Chatbots are some of the phenomenal breakthroughs in the world of artificial intelligence (AI). These AI-enabled conversational agents are designed to hold auditory or textual dialogues with humans. Chatbots appear intelligent, but they still have a long way to go in terms of perfectly replicating human-like conversations. Even so, chatbots have remarkable adaptive, learning, and predictive capabilities.

Chatbots require training to function as expected. Users also need thorough training to understand how the interactional software works. In spite of these bottlenecks, the ability of chatbots to turn complex processes into simple dialogues is a notable merit. Though we are yet to have a chatbot that can pass the Turing test, a number of recent AI advances are worth noting. Following just two weeks of training, Elon Musk’s AI bot easily beat professional human gamers at Dota 2, one of the most renowned multiplayer online video games in the world. Google’s recently published paper on its gaming program AlphaGo Zero embodies even stronger AI capabilities. The program was built without reliance on any human gaming data, and turned out to be stronger than its previous versions. The launch of AlphaGo Zero marks a brighter future for AI as it could revolutionise how AI software is built. In the future, data is likely to be less important in AI software development. Instead, AI software developers will focus on finding applications with a high potential for repetitions. This will be a valuable advantage for the development of chatbots given the huge quantities of dialogues chatbots could hold with users.

The Future

The prevailing virtual assistance technologies restrict us to just two options: screen-based chatbots or device-enabled voice assistants. Whereas these assistants work just perfectly at the moment, the future of chatbots goes beyond screens and devices. The future will be about interactions with virtually all manner of surfaces that surround us. We will interact not just on screens and websites, but also on walls, windows, and glasses. Machine learning will without a doubt shape future interfaces.

Importance of Natural Language Processing (NLP) and Natural Language Understanding (NLU)

Advancements in bot technologies have been instrumental to the evolution of NLP and NLU technologies. Not so long ago, NLP-NLU technologies were mostly comprehensible to scholars, but they are now a crucial part of the foundation of AI platforms.

Though numerous NLP and NLU innovations have been made in the last few years, much of the attention has been on innovations launched by dominant players, such as IBM’s Watson Conversation Service, Microsoft’s Language Understanding and Intelligence Service, and Google’s NLP API. These platforms have gained popularity among customers and developers worldwide in large part because most of them have integrated bot applications, such as Google’s Allo and Facebook’s Messenger.

In spite of tremendous breakthroughs in NLP-NLU technologies, it should be noted that most of these technologies are still in their infancy, particularly with respect to replicating human dialogues. Save for a few technologies, most NLP-NLU innovations are only capable of discerning the intent of the discrete words, phrases, or sentences that comprise a conversation. Majority of NLP-NLU technologies are yet to comprehend natural language within the broader context of conversations.

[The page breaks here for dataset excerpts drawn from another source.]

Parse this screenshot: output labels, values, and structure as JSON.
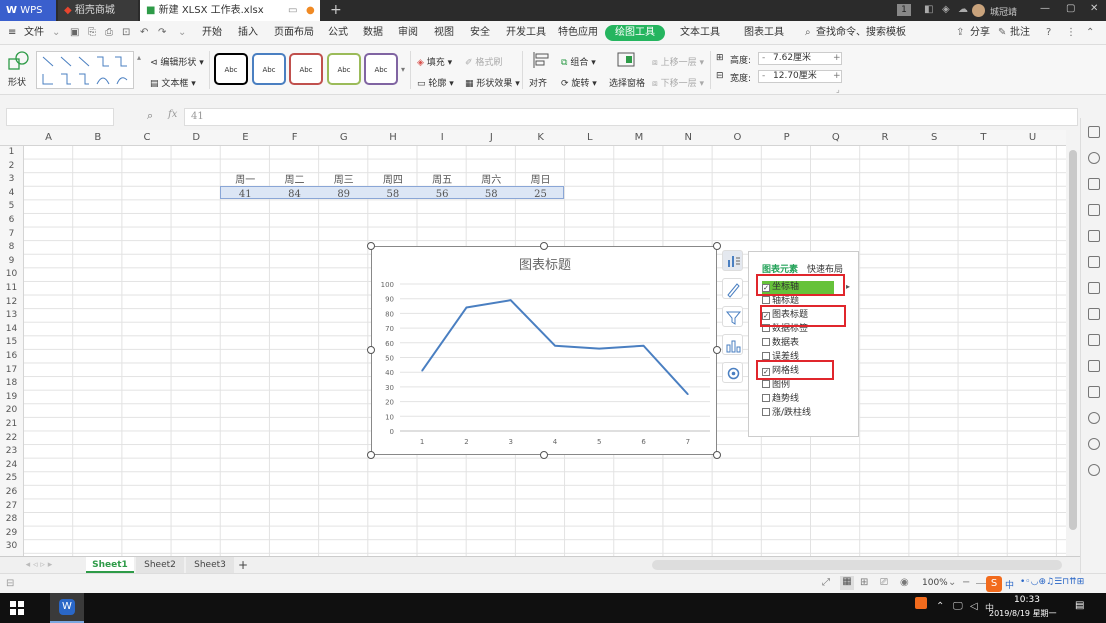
{
  "window": {
    "app_name": "WPS",
    "tabs": [
      {
        "label": "稻壳商城"
      },
      {
        "label": "新建 XLSX 工作表.xlsx"
      }
    ],
    "page_badge": "1",
    "user": "城冠靖"
  },
  "menu": {
    "file": "文件",
    "items": [
      "开始",
      "插入",
      "页面布局",
      "公式",
      "数据",
      "审阅",
      "视图",
      "安全",
      "开发工具",
      "特色应用",
      "绘图工具",
      "文本工具",
      "图表工具"
    ],
    "active": "绘图工具",
    "search": "查找命令、搜索模板",
    "share": "分享",
    "annotate": "批注"
  },
  "ribbon": {
    "shape_label": "形状",
    "edit_shape": "编辑形状",
    "text_box": "文本框",
    "style_samples": [
      "Abc",
      "Abc",
      "Abc",
      "Abc",
      "Abc"
    ],
    "style_colors": [
      "#000000",
      "#4a7fc1",
      "#c0504d",
      "#9bbb59",
      "#8064a2"
    ],
    "fill": "填充",
    "format_brush": "格式刷",
    "outline": "轮廓",
    "shape_effect": "形状效果",
    "align": "对齐",
    "group": "组合",
    "rotate": "旋转",
    "select_pane": "选择窗格",
    "bring_forward": "上移一层",
    "send_backward": "下移一层",
    "height_label": "高度:",
    "height_value": "7.62厘米",
    "width_label": "宽度:",
    "width_value": "12.70厘米"
  },
  "formula": {
    "fx": "fx",
    "value": "41"
  },
  "columns": [
    "A",
    "B",
    "C",
    "D",
    "E",
    "F",
    "G",
    "H",
    "I",
    "J",
    "K",
    "L",
    "M",
    "N",
    "O",
    "P",
    "Q",
    "R",
    "S",
    "T",
    "U"
  ],
  "rows": [
    "1",
    "2",
    "3",
    "4",
    "5",
    "6",
    "7",
    "8",
    "9",
    "10",
    "11",
    "12",
    "13",
    "14",
    "15",
    "16",
    "17",
    "18",
    "19",
    "20",
    "21",
    "22",
    "23",
    "24",
    "25",
    "26",
    "27",
    "28",
    "29",
    "30"
  ],
  "table": {
    "headers": [
      "周一",
      "周二",
      "周三",
      "周四",
      "周五",
      "周六",
      "周日"
    ],
    "values": [
      "41",
      "84",
      "89",
      "58",
      "56",
      "58",
      "25"
    ]
  },
  "chart_data": {
    "type": "line",
    "title": "图表标题",
    "categories": [
      "1",
      "2",
      "3",
      "4",
      "5",
      "6",
      "7"
    ],
    "values": [
      41,
      84,
      89,
      58,
      56,
      58,
      25
    ],
    "yticks": [
      "0",
      "10",
      "20",
      "30",
      "40",
      "50",
      "60",
      "70",
      "80",
      "90",
      "100"
    ],
    "ylim": [
      0,
      100
    ],
    "grid": true,
    "line_color": "#4a7fc1"
  },
  "chart_panel": {
    "tab_elements": "图表元素",
    "tab_layout": "快速布局",
    "items": [
      {
        "label": "坐标轴",
        "checked": true
      },
      {
        "label": "轴标题",
        "checked": false
      },
      {
        "label": "图表标题",
        "checked": true
      },
      {
        "label": "数据标签",
        "checked": false
      },
      {
        "label": "数据表",
        "checked": false
      },
      {
        "label": "误差线",
        "checked": false
      },
      {
        "label": "网格线",
        "checked": true
      },
      {
        "label": "图例",
        "checked": false
      },
      {
        "label": "趋势线",
        "checked": false
      },
      {
        "label": "涨/跌柱线",
        "checked": false
      }
    ]
  },
  "sheets": {
    "tabs": [
      "Sheet1",
      "Sheet2",
      "Sheet3"
    ],
    "active": "Sheet1"
  },
  "status": {
    "zoom": "100%"
  },
  "taskbar": {
    "time": "10:33",
    "date": "2019/8/19 星期一",
    "ime": "中"
  }
}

It is important for NLP and NLU stacks to enable not only intent-based analysis, but also context- and flow-based analysis. That is, NLP-NLU technologies ought to be able to determine the context, state, and flow of a dialogue. Context denotes environmental conditions, while state denotes previous data points in a conversation. Flow-based analysis basically encompasses comprehending the flow of a conversation based on its state and context. This ability has the potential to enrich interactions between humans and bots.

Screens to Surface(s)

Obsess over each second, each phrase, each user — context and personalisation is not just key but a necessity in AI

The world of chatbots has undoubtedly come a long way since 1966 when the idea of a chatbot was first conceptualised. Nonetheless, we still have a long way to go. Wide scale adoption of chatbots in business will mostly be shaped by AI breakthroughs. Chatbots can only replicate human-like conversations through much more advanced natural learning capabilities and machine learning algorithms. Key to the achievement of this would be the accumulation of a vast repository of data that can be manipulated continuously. This could make chatbots much better replicators of human-like conversations. Only then can we actualise the imagination of surface interactions.